I have to admit, speaking of obesely costly populations, I do love me a bucket of extra crispy Colonel Sanders.
Note to Joe:
The final proposal in Vermont was an 11.5% payroll tax PLUS a graduated income tax that capped off a 9.5%.
This happened because small businesses were given an understandable extension of time to comply with the payroll tax.
In Germany, France, and Scandinavia, the payroll taxes for universal health care all come in at around 15%, so the Vermont numbers are right in line.
But the European nations have had these taxes for 60 years (longer in Germany), so their economies have adjusted nicely. (Just as American businesses have adjusted to Social Security and Medicare taxes)
But for America to jump into new taxes at these levels is a frightening transition, which no rational politician would risk.
As John Fembup, myself and others have said many times, health insurance is expensive because medical care is expensive but why is medical care so much more expensive in the U.S. than in other developed countries? Most of the costs of running a hospital and a physician practice for that matter are wage and benefit costs which are generally set by the market. Getting rid of third party payer or implementing a single payer system will not address that fact.

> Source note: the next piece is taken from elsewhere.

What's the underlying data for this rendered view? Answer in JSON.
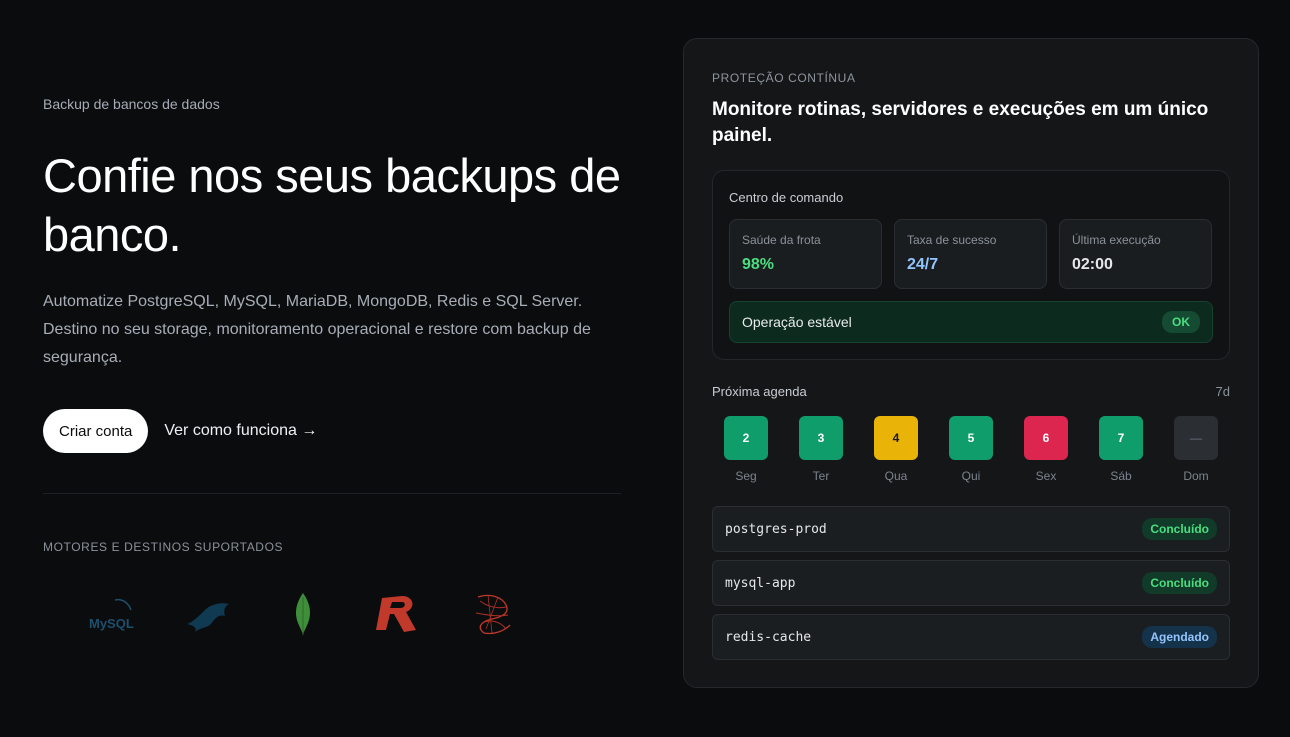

I’ll offer several factors that drive up the cost of medical care in the U.S. in no particular order of importance. They are (1) defensive medicine combined with often unreasonable patient expectations around testing that is not invasive or painful but can be expensive, (2) wildly expensive but marginally useful (at best) and often futile care at the end of life that is provided either because there is no living will or advance directive or adult family members can’t let go and they know the bill is being paid by someone else, usually taxpayers, (3) prescription drug prices that are significantly higher in the U.S. than elsewhere including extremely expensive specialty drugs which account for only 1% of prescriptions written but approximately 33% of total spending on drugs, (4) fraud in the unmanaged parts of the Medicare and Medicaid programs, and (5) higher administrative costs due to the complexity of our system that includes multiple private insurers plus Medicare and Medicaid all with different rules and payment rates.
While implementing a single payer system would address the administrative cost issue, the savings would probably be less than people think and paying doctors and hospitals less than their costs is sustainable without a private sector to shift costs to. Fraud will likely also increase and the decisions around what services are covered will be driven way too much by politics. A single payer system would also lock in all of the rigidities in the current system and could reduce future medical innovation. If out-of-pocket exposure is low or non-existent as Senator Sanders proposed, utilization would rise, perhaps significantly.
Finally, getting rid of third party payer would give individuals a lot more choice with respect to deductibles, coinsurance and out-of-pocket maximum amounts in the insurance coverage they choose to purchase but it’s not at all clear to me that it would do anything at all to reduce the cost of care per service, test or procedure. Utilization of services like imaging could decline somewhat but I don’t think that will be enough to move the needle. So, while the new freedom and choice to buy the coverage you want rather than have your employer do it for you might be desirable to many, especially healthy people, I don’t think it will do a lot to reduce the cost of healthcare.